German Chancellor Olaf Scholz said Saturday he is confident that his troubled government will find a good solution to a budget crisis triggered by a court ruling last month, and promised his center-left party there will be no dismantling of the country’s welfare state.
Leaders of Scholz’s three-party coalition have been wrangling over money since Germany’s highest court annulled a decision to repurpose 60 billion euros ($65 billion) originally meant to cushion the fallout from the COVID-19 pandemic for measures to help combat climate change and modernize the country.
The immediate challenge is to plug a 17 billion-euro hole in next year’s budget. Scholz, Vice Chancellor Robert Habeck and Finance Minister Christian Lindner have met repeatedly to seek to resolve the impasse, but have run out of time to get the budget through parliament before the new year starts.

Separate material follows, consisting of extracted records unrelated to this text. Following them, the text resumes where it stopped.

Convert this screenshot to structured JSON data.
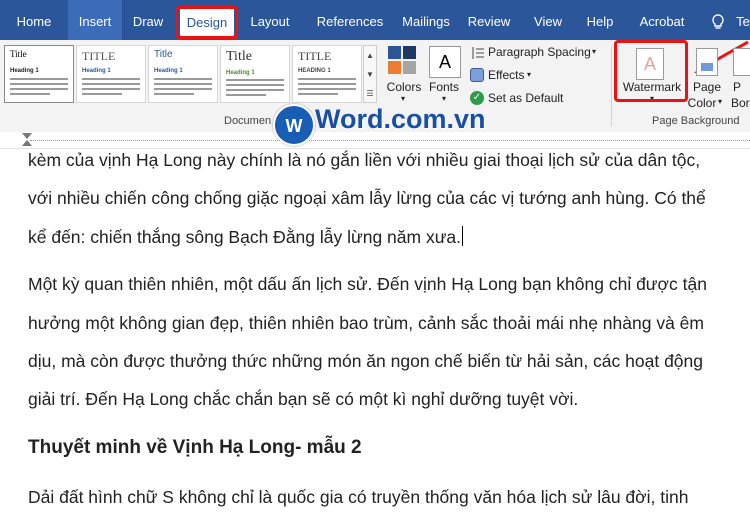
{
  "tabs": [
    "Home",
    "Insert",
    "Draw",
    "Design",
    "Layout",
    "References",
    "Mailings",
    "Review",
    "View",
    "Help",
    "Acrobat"
  ],
  "tell_me_partial": "Te",
  "gallery": {
    "styles": [
      {
        "title": "Title",
        "heading": "Heading 1"
      },
      {
        "title": "TITLE",
        "heading": "Heading 1"
      },
      {
        "title": "Title",
        "heading": "Heading 1"
      },
      {
        "title": "Title",
        "heading": "Heading 1"
      },
      {
        "title": "TITLE",
        "heading": "HEADING 1"
      }
    ],
    "group_label_partial": "Documen"
  },
  "formatting": {
    "colors_label": "Colors",
    "fonts_label": "Fonts",
    "paragraph_spacing_label": "Paragraph Spacing",
    "effects_label": "Effects",
    "set_default_label": "Set as Default"
  },
  "page_background": {
    "watermark_label": "Watermark",
    "page_color_label_1": "Page",
    "page_color_label_2": "Color",
    "page_borders_label_1": "P",
    "page_borders_label_2": "Bor",
    "group_label": "Page Background"
  },
  "logo": {
    "text": "Word.com.vn"
  },
  "document": {
    "lines": [
      "kèm của vịnh Hạ Long này chính là nó gắn liền với nhiều giai thoại lịch sử của dân tộc,",
      "với nhiều chiến công chống giặc ngoại xâm lẫy lừng của các vị tướng anh hùng. Có thể",
      "kể đến: chiến thắng sông Bạch Đằng lẫy lừng năm xưa.",
      "Một kỳ quan thiên nhiên, một dấu ấn lịch sử. Đến vịnh Hạ Long bạn không chỉ được tận",
      "hưởng một không gian đẹp, thiên nhiên bao trùm, cảnh sắc thoải mái nhẹ nhàng và êm",
      "dịu, mà còn được thưởng thức những món ăn ngon chế biến từ hải sản, các hoạt động",
      "giải trí. Đến Hạ Long chắc chắn bạn sẽ có một kì nghỉ dưỡng tuyệt vời."
    ],
    "heading": "Thuyết minh về Vịnh Hạ Long- mẫu 2",
    "last_line": "Dải đất hình chữ S không chỉ là quốc gia có truyền thống văn hóa lịch sử lâu đời, tinh"
  },
  "colors": {
    "ribbon_blue": "#2b579a",
    "highlight_red": "#e11111",
    "logo_blue": "#1a5db5"
  }
}
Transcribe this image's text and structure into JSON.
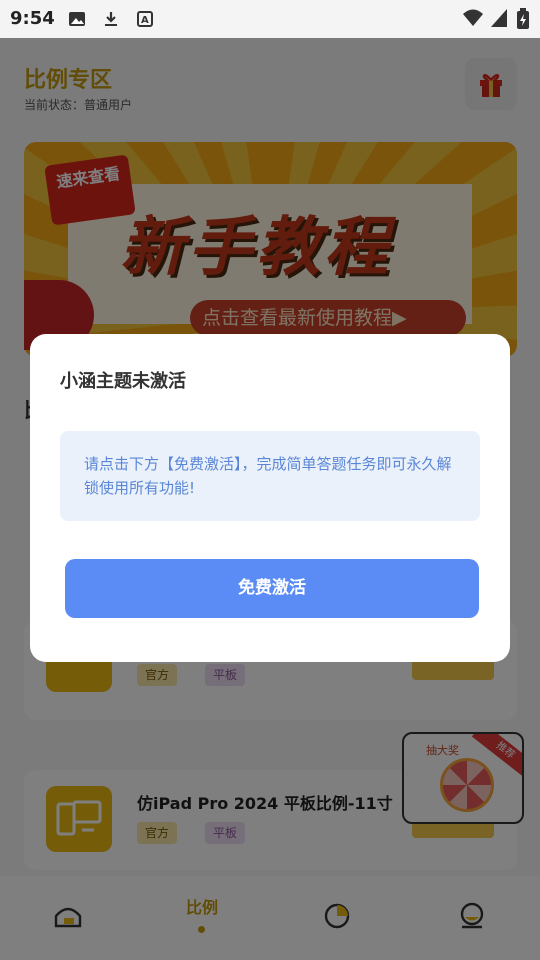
{
  "status_bar": {
    "time": "9:54"
  },
  "header": {
    "title": "比例专区",
    "status": "当前状态：普通用户"
  },
  "banner": {
    "badge": "速来查看",
    "title": "新手教程",
    "pill": "点击查看最新使用教程▶"
  },
  "section": {
    "title": "比"
  },
  "cards": [
    {
      "name": "",
      "tags": [
        "官方",
        "平板"
      ],
      "button": "",
      "icon": "tablet-icon"
    },
    {
      "name": "仿iPad Pro 2024 平板比例-11寸",
      "tags": [
        "官方",
        "平板"
      ],
      "button": "",
      "icon": "tablet-icon"
    }
  ],
  "floating_ad": {
    "label": "抽大奖",
    "ribbon": "推荐"
  },
  "tabbar": {
    "active_label": "比例",
    "icons": [
      "home-icon",
      "ratio-icon",
      "pie-chart-icon",
      "profile-icon"
    ]
  },
  "modal": {
    "title": "小涵主题未激活",
    "notice": "请点击下方【免费激活】，完成简单答题任务即可永久解锁使用所有功能!",
    "button": "免费激活"
  },
  "colors": {
    "accent": "#c59a10",
    "button": "#5b8cf6",
    "notice_text": "#5a86d6",
    "notice_bg": "#eaf1fb"
  }
}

The issue has added to tensions in the 2-year-old coalition, which has become notorious for infighting and has seen its poll ratings slump. The alliance brings together Scholz’s Social Democrats and Habeck’s environmentalist Greens, who also traditionally lean to the left, with Lindner’s pro-business Free Democrats.
Lindner and his party have portrayed themselves as guarantors of solid finances and adherence to Germany’s strict self-imposed limits on running up debt — the rules at the center of last month’s court ruling — and have advocated spending cuts.
Some members, along with the conservative opposition, have questioned a roughly 12% increase in unemployment benefits that is due to take effect in January. Germany’s inflation rate has now declined to 3.2% from much higher levels earlier this year.
“I want to impart confidence here that we will succeed” in finding a solution, “and that we will succeed in a way that is important for the future of this country,” Scholz told a regular convention of the Social Democrats in Berlin Saturday. “We’re not facing an insoluble task; we just all have to agree.”
“But for me it is very clear that there will be no dismantling of the welfare state in Germany in such a situation,” he told delegates, to applause.
He said it “belongs to the DNA of our country” and is “the basis of prosperity in our country that you’re not given up on without hope, but again and again get an opportunity to manage and fight for your own prospects.”
The discussion about the unemployment benefit hike is “very odd,” given that the preceding increase was small and the next one probably will be too, Scholz said. “I think we have to resist,” he added, noting that parliament had approved it with opposition support.
Recent polls have shown support for the Social Democrats languishing at just 14-16%, far behind the 25.7% with which they narrowly won Germany’s 2021 election. They trail both the conservative opposition Union bloc and the far-right Alternative for Germany.
Scholz noted that governments in Germany’s neighbors also have squabbled lately — “that doesn’t make it better … but one must say that it can’t be a coincidence.”